The study author, Sheena Josselyn, of the Hospital for Sick Children in Toronto said it was previously believed that memories were associated with language. “But the really weird thing is that most animals show infantile amnesia too,” she said. “So the development of language can’t be the whole explanation.”
Josselyn co-authored the study with Paul Frankland, her husband, after curiosity and observing their own toddler led them to question why young children aren’t able to retain memories from infancy. Cell production starts to slow down in childhood. "That's exactly when we start to be able to form long-term memories," Josselyn said.
The team of researchers used mice to find out if their theory was correct or not. They put adult mice in a chamber with stripes on the walls and a vinegary smell. They then mildly shocked the animals in the foot.

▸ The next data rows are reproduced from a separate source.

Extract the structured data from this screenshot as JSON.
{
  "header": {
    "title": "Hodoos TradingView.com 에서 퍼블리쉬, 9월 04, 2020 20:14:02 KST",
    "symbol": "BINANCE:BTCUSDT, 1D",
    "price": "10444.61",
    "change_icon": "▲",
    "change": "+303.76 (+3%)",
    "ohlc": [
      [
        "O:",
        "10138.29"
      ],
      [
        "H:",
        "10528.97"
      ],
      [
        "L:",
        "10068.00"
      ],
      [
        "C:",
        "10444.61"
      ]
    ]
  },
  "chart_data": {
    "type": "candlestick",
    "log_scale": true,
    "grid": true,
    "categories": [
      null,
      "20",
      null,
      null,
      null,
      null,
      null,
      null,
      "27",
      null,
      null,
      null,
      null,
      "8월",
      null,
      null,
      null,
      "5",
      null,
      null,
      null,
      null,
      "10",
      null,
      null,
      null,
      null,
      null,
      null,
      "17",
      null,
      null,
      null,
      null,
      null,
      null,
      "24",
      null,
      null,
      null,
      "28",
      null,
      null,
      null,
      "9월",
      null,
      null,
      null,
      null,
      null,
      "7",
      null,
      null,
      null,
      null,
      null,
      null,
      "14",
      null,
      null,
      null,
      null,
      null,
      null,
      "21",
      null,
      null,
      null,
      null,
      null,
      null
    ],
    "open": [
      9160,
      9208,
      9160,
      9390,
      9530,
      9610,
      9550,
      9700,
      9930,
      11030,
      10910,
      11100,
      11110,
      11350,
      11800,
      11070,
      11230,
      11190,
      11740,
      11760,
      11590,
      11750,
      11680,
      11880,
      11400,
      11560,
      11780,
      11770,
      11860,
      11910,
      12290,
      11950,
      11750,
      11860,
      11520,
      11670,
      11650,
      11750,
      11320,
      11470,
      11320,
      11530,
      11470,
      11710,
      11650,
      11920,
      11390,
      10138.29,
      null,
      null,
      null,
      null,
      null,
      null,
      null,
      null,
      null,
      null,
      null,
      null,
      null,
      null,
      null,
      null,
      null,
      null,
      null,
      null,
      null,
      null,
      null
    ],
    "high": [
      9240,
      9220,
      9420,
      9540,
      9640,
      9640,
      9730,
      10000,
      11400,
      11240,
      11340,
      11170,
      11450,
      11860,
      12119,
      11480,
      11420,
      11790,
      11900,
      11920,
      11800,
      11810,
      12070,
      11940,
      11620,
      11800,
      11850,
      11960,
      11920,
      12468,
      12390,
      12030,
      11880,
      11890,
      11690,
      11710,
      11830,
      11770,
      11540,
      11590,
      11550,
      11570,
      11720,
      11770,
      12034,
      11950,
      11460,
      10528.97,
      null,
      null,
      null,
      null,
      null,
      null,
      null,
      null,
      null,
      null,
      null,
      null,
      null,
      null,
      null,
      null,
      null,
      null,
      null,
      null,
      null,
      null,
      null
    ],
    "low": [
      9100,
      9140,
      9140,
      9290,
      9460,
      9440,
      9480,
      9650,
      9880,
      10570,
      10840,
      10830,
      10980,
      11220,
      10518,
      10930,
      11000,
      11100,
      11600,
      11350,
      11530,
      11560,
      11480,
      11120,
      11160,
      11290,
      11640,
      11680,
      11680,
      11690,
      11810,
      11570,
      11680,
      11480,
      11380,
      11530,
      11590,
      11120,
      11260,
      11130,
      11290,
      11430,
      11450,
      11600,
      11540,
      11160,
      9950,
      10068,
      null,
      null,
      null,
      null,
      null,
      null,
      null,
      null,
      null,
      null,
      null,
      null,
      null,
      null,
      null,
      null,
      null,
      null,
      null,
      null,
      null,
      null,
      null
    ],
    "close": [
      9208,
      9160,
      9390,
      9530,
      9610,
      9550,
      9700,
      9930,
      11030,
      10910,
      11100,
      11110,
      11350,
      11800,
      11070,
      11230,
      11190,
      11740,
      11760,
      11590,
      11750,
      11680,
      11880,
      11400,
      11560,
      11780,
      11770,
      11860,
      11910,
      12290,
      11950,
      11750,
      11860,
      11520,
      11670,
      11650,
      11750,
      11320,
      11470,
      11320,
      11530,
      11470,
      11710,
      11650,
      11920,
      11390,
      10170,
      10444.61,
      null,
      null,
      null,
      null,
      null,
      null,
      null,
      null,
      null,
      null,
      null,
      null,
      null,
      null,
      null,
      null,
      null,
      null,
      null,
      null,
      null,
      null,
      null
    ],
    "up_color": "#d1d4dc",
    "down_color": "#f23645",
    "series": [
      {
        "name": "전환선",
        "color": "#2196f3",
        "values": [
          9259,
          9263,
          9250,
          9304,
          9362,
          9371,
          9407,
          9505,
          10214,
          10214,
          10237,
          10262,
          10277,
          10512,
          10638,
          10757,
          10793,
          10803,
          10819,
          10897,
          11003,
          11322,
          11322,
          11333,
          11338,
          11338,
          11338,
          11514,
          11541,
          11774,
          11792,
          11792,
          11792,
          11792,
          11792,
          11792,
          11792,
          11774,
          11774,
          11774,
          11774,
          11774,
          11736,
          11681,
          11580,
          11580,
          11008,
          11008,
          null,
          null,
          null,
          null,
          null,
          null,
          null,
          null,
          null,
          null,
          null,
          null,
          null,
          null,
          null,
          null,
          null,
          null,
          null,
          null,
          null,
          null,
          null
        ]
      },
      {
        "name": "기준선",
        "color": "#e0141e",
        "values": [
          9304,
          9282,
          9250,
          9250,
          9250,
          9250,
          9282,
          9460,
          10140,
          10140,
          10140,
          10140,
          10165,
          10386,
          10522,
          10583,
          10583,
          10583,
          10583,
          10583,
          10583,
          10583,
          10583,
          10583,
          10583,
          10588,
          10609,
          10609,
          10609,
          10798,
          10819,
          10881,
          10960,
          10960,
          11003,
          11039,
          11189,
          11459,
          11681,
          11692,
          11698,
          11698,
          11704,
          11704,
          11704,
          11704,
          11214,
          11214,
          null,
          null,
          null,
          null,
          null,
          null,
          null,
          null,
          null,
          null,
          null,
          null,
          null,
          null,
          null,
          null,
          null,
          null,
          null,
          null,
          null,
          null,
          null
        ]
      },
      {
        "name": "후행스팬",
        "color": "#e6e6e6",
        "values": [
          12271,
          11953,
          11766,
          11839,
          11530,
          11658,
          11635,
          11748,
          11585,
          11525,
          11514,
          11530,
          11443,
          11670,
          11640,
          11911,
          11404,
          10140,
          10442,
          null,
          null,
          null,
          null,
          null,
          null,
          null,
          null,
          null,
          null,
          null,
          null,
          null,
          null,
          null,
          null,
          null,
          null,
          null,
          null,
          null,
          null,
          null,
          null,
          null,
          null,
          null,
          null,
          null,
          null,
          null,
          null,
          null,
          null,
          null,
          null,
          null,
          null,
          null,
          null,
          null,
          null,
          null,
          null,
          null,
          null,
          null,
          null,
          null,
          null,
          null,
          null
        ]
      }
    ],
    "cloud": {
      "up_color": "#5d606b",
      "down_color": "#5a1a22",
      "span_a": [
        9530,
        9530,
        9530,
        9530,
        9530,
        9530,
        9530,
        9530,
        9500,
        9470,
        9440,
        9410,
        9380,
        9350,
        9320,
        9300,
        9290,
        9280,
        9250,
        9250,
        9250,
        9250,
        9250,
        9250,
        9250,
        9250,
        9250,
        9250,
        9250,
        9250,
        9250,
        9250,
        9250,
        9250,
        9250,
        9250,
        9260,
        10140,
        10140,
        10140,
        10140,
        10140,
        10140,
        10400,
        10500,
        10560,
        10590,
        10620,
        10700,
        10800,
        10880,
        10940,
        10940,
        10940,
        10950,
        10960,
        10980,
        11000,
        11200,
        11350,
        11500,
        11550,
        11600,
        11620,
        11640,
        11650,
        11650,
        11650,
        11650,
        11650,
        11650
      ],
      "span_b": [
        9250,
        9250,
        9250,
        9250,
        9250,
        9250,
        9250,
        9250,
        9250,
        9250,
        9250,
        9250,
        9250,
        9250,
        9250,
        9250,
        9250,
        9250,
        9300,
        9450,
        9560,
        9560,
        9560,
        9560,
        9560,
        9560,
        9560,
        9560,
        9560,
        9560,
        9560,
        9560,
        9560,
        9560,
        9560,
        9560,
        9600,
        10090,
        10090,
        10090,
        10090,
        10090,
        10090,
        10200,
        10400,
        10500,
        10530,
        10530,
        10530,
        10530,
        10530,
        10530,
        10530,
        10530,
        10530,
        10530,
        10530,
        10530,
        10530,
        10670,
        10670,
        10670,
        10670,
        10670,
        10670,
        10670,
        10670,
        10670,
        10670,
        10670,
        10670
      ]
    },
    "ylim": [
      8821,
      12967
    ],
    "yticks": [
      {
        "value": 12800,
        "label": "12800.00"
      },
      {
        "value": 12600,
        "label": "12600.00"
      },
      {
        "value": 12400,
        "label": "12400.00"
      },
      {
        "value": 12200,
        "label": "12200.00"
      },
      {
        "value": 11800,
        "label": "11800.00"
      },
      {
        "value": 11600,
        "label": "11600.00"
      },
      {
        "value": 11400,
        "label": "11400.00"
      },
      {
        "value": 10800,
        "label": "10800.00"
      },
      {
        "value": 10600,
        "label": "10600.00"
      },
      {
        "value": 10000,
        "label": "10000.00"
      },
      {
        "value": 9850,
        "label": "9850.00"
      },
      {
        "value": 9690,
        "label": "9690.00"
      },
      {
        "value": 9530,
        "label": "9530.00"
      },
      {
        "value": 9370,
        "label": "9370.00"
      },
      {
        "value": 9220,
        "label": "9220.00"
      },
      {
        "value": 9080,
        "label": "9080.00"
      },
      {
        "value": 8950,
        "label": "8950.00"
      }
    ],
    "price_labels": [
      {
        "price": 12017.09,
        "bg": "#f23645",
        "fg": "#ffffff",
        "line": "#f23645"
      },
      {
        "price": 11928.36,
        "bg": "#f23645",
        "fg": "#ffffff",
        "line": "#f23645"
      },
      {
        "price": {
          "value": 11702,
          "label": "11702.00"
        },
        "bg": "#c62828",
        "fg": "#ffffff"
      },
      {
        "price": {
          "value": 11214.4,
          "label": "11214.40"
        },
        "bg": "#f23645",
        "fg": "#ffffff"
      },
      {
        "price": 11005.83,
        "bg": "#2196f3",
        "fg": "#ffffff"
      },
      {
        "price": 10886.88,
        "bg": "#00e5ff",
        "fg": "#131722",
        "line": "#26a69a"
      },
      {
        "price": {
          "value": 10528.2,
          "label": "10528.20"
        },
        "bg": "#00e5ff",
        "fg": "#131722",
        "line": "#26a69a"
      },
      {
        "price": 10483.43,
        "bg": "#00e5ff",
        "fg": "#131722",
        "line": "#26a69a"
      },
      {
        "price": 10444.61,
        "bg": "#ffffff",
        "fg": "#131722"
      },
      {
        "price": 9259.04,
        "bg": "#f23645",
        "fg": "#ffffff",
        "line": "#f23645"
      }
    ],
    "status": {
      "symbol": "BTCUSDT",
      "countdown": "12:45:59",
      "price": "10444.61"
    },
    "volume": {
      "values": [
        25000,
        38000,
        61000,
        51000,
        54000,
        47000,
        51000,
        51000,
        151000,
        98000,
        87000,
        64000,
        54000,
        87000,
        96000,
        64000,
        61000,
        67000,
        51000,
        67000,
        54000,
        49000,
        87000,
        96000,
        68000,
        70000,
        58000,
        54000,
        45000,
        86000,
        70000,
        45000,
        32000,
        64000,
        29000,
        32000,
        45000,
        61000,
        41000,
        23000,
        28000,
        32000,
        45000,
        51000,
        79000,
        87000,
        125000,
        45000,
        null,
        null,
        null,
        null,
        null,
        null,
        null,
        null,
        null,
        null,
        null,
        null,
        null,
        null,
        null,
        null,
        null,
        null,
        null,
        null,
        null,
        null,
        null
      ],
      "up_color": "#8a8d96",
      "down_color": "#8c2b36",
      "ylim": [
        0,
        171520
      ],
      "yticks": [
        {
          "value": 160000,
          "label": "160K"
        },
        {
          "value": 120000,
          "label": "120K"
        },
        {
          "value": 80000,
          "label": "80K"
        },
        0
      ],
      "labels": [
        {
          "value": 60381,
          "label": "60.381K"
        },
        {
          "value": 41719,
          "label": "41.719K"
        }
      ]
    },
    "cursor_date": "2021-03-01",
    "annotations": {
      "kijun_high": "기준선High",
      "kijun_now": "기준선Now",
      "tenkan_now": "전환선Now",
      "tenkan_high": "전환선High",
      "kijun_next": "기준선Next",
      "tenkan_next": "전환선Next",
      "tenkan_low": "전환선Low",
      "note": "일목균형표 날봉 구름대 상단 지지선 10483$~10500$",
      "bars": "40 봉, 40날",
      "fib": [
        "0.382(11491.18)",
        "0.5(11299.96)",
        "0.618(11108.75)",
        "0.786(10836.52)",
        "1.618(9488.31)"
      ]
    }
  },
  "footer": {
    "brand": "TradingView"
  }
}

The mice eventually became fearful of the room, and after 28 days, they would freeze up, scared, when they were put back in the chamber.
Conversely, the baby mice were not fearful. Even after being shocked, their fear faded the day after, thus leading researchers to believe that new brain cells are related to memory retention. The animals' behavior hinted that making new brain cells might be mucking up memory retention, Science News reported.
To test this theory further, after the adult mice were shocked, they were given a running wheel for a few days or weeks, which triggered new brain cells in the hippocampus, according to Josselyn. When the mice went back into the room after continuous exercise, their memory of the foot shock lessened.
Josselyn and colleagues shocked adult mice in the striped room and then let them exercise at will on running wheels for days or weeks. Running naturally triggers the growth of new brain cells, so in just a few weeks, racing on the wheel helped mice forget their fear of the room. "It was really amazing to us that we could make a memory last much longer in these infant mice just by decreasing neurogenesis," Josselyn said.
This new research is important in understanding how memories develop and for the possibility of developing treatments for degenerative brain diseases. Josselyn believes that the new cells could be messing up brain circuits laid down by preexisting neurons. And she also points out that maybe not remembering certain things is a positive thing. “Maybe forgetting is not a bad thing,” Josselyn said. “Maybe it’s good to clear away some memories and forget some things that are not so important.”